Dans « Afrotopia » Felwine, avec une remarquable dextérité et une simplicité désarmante, y dresse le panorama des injonctions culturelles, économiques, auxquelles sont soumis les pays africains par les puissances occidentales. Injonctions que se sont appropriées nos dirigeants, nos élites qui en ont fait leur feuille de route pour sortir leur pays du « sous-développement », feuille de route hors de laquelle toute tentative de bifurcation,  entraînerait des sanctions de la part des gendarmes de l’économie mondiale (FMI, Banque mondiale etc.)

Ce livre détonne par sa profondeur d’analyse de la société africaine, de ses traumatismes, des imaginaires qui lui sont imposés, de ses points de référence focalisés sur le modèle de réussite occidental, des chemins forcés qu’on lui somme d’emprunter, des camisoles qu’on lui impose de porter, pour être admis dans le banquet des « pays développés ».

« Penser l’Afrique c’est cheminer dans une aube incertaine, le long d’une voie balisée ou le marcheur est sommé de hâter la cadence pour rattraper le train d’un monde qui semble t’il est parti il y a quelques siècles » F. Sarr.

Il exhorte les africains à  définir eux-mêmes « le type de projet qu’ils souhaitent mettre en œuvre pour leur humanité et celle des autres », ainsi que « les types d’équilibres entre les différents ordres économiques, écologiques, symboliques, culturels »   afin d’avoir « une production endogène des métaphores de son futur »

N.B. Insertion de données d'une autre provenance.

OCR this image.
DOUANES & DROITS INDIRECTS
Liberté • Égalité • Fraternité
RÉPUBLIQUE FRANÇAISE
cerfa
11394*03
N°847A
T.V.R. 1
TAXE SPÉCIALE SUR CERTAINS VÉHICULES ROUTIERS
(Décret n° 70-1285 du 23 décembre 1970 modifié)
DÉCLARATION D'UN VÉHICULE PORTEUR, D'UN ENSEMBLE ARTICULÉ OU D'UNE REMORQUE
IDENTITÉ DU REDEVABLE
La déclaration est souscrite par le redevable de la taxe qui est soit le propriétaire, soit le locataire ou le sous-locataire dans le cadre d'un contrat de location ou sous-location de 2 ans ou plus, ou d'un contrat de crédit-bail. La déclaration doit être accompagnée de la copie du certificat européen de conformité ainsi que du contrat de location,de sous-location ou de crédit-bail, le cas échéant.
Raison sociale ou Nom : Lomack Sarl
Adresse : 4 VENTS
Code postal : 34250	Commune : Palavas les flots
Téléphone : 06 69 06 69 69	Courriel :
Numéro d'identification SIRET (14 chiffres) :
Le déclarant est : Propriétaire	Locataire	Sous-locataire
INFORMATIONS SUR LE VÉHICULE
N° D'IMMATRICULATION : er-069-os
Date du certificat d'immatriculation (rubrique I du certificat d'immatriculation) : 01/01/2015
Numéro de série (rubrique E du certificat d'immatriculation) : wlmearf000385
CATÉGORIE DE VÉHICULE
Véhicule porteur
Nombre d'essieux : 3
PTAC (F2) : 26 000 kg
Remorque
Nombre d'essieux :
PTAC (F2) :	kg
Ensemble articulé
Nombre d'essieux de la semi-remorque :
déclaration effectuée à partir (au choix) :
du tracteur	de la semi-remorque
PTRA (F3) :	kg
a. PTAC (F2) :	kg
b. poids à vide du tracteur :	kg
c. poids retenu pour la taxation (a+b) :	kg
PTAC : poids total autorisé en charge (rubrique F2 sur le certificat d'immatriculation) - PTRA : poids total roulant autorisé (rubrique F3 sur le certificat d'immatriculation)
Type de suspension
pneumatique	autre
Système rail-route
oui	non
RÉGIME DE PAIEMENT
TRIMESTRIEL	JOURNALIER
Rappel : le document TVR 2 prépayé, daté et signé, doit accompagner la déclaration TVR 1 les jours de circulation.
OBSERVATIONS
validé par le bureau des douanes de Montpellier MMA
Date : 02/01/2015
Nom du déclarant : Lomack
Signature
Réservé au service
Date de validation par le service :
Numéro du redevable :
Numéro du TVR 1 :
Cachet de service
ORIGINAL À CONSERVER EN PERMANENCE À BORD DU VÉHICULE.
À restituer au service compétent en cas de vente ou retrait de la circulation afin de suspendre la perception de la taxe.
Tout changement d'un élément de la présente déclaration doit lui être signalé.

« Il est temps que l’Afrique reconvoque une réflexion sur comment il envisage et articule les métaphores de son propre futur ». F. Sarr

Ramenées à notre quotidien ces injonctions et influences sont partout et saturent tous les aspects de notre vie quotidienne qu’ils soient sociétaux, religieux. Elles vont :  

  • de l’appréciation de ce qui est beau ou pas (par ex dans notre société, la préférence pour les femmes claires de peau, avec de longs cheveux. Injonctions héritées de l’esclavage et du colonialisme qui poussent une très importante partie de la frange féminine africaine à se dépigmenter la peau et à porter avec une relative fierté des cheveux d’indiennes mortes ou donatrices dans les autels bouddhistes, sans quoi elles ne pourraient prétendre à être présentatrice à la TFM ou la 2STV, ni avoir des promotions accélérées, ni de maris à leur juste valeur),
  • aux cris d’orfraies des gardiens de la grammaire française (notre cher président poète en était un grand défenseur) prêts à vous tomber dessus dès lors que vous auriez fait une faute d’orthographe ou de grammaire,
  • des fatwas des imams envers ceux qui parmi eux auraient l’outrecuidance de faire la prière en malinké et non en arabe,
  • Aux prêtres qui seraient plus subjugués par une prière en latin qu’en sérère,

Le mal est donc profond et touche également notre système éducatif, nos modes vestimentaires, notre régime alimentaire (un clin d’œil à mes cousins peuls pour qui un bon petit déjeuner ne pourrait se faire sans un pain beurre/chocolat ou spaghetti J), nos modes de pensée, nos symboles, la structure de nos pouvoirs exécutifs, législatifs qui sont des copier-coller des structures occidentales au mépris de nos structures traditionnelles dont les pouvoirs étaient pourtant très équilibrés.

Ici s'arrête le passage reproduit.